Another prominent rationalization used to defend Metro's financial support of the park--that subsidies create jobs for North Nashville--is open to debate in the wake of a study that finds that subsidizing capital projects does not do anything of the sort:

a recent study by the Kauffman Foundation suggests that the money [from public subsidies and tax breaks] only shifts jobs from one state to another and doesn't necessarily create them. State and local incentives rarely target the new and young businesses that actually do create jobs.

The subsidy escalation that states have entered has become a zero-sum game in which a largely fixed set of jobs shift from one state to another as companies search for the highest bidder. And even when new jobs are created, companies would likely have needed to add them anyway, and the cost per position to taxpayers can be astronomical.

The 2011 embarrassment of the failed move of IQT Solutions that Karl Dean went through a few years ago drove the point home that the "creation" of jobs in Nashville would cost Canadian workers their jobs if the company had not eventually gone bankrupt. To a certain extent common sense should tell us that the relocation of companies often comes at great cost to the places they leave. But studies help reinforce the point.

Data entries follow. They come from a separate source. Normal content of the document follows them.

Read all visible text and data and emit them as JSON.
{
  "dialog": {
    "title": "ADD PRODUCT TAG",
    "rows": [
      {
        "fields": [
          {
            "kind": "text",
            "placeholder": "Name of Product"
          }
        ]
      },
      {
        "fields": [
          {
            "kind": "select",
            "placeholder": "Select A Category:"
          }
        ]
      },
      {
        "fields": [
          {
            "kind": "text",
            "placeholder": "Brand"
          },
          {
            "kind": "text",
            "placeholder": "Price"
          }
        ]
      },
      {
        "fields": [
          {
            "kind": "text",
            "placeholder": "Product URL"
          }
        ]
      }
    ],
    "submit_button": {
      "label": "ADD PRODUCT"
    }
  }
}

If you build it, they will relocate.
At last year's community meeting on the ballpark proposal, Dean's Director of Finance, Rich Riebeling admitted (perhaps in a moment of candor?) that Metro is subsidizing the project because that is how other cities do it. But otherwise, the refrain from ballpark supporters is that transferring money to private companies "creates" jobs; as if those companies do not use the money for purposes other than creating jobs.

How many livable wage jobs (I'm not talking about construction jobs, which end in a few months when the building is erected) are going to be created by First Tennessee Park? The latest research indicates that we will not see enough jobs to equal the $65 million investment that we are dumping into the development.